5.4. Monitoring Query Execution

RDFox implements functionality for monitoring the execution of queries. In particular, users can gain access to query plans generated by the RDFox query optimizer as well as to useful statistics about the execution of such plans.

Suppose that we initialize a data store with the example data in our Getting Started guide. The following shell command provides access to the query plans produced by RDFox:

set query.explain true

Now, let’s issue the following SPARQL query against the store

SELECT ?p ?n WHERE { ?p rdf:type :Person . ?p :forename ?n. ?p :hasParent ?z }

which returns the following answers:

:meg "Meg" .
:stewie "Stewie" .
:chris "Chris" .
:meg "Meg" .

The shell now also displays the query plan that has been actually executed:

QUERY ?p ?n                                                            QueryIterator
    PROJECT ?n ?p                      {          -->    ?n ?p }
        CONJUNCTION                    {          -->    ?n ?p ?z }    NestedIndexLoopJoinIterator
            [?p, :hasParent, ?z]       {          -->    ?p ?z }       TripleTableIterator
            [?p, rdf:type, :Person]    { ?p ?z    -->    ?p ?z }       TripleTableIterator
            [?p, :forename, ?n]        { ?p ?z    -->    ?n ?p ?z }    TripleTableIterator

The query plan is executed top-down in a depth-first-search manner and we can think of solution variable bindings as being generated one-at-a-time. It is useful to go in more detail through the execution of the plan for a given solution binding.

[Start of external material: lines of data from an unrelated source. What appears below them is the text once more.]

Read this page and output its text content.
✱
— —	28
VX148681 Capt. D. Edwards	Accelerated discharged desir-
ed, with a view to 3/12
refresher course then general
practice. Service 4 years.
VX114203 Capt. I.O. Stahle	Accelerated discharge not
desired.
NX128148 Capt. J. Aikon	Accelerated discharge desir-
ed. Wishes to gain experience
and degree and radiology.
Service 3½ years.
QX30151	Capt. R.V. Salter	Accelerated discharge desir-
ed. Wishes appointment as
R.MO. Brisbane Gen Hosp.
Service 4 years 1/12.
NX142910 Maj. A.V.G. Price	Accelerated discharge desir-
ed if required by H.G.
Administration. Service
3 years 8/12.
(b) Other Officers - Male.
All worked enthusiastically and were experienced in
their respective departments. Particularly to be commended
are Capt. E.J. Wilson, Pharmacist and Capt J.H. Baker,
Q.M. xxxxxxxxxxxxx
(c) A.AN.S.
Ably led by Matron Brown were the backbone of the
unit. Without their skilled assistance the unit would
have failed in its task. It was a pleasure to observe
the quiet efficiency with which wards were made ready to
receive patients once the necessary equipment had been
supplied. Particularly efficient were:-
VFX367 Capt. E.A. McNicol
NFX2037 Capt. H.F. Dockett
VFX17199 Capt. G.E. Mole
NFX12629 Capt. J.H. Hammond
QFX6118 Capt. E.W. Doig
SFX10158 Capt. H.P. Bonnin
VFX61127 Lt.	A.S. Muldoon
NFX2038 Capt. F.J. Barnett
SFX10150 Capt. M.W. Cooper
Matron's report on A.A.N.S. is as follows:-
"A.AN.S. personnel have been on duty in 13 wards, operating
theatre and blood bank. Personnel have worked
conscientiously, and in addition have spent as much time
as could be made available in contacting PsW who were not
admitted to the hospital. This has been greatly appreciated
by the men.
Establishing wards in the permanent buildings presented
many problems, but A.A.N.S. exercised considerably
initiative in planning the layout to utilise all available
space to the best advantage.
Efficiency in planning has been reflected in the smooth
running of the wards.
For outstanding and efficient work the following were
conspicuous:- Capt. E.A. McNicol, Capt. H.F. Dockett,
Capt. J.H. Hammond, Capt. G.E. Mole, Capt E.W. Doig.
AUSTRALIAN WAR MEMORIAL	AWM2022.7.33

When we first “visit” the PROJECT block, we haven’t obtained any variable bindings yet (hence the empty space left of the “–>”symbol); in contrast, by the time we have finished executing the subplan underneath, we will have obtained a binding of variables ?n and ?p and hence an answer to the query (as reflected on the right-hand side of the “–>” symbol). Similarly, when we first visit the CONJUNCTION block, which performs the join of the query, we have an empty binding and, by the time we return from it, we will have a binding for ?n, ?p and ?z. The join is performed also top-down. First, we obtain a binding for ?p and ?z by matching the the triple pattern [?p, :hasParent, ?z]. We then consider the second triple pattern [?p, rdf:type, :Person] and finally the third triple pattern [?p, :forename, ?n], which extends the binding by providing also a value for variable ?n.

Let us consider a slightly more complex query, which uses the OPTIONAL operator in SPARQL.

SELECT ?p ?n WHERE { ?p rdf:type :Person . ?p :hasParent ?z . OPTIONAL { ?p :forename ?n } }

RDFox will execute the following query plan:

QUERY ?p ?n                                                                  QueryIterator
    PROJECT ?n ?p                          {          -->    ?p | ?n }
        OPTIONAL                           {          -->    ?p ?z | ?n }    OptionalIterator
            CONJUNCTION                    {          -->    ?p ?z }         NestedIndexLoopJoinIterator
                [?p, :hasParent, ?z]       {          -->    ?p ?z }         TripleTableIterator
                [?p, rdf:type, :Person]    { ?p ?z    -->    ?p ?z }         TripleTableIterator
            FILTER true
                [?p, :forename, ?n]        { ?p ?z    -->    ?n ?p ?z }      TripleTableIterator

The important difference to notice in this plan is the use of the ” | ” symbol. The variables on the left-hand-side of “|” are always bound by the corresponding block, whereas those indicated on the right-hand-side may or may not be returned.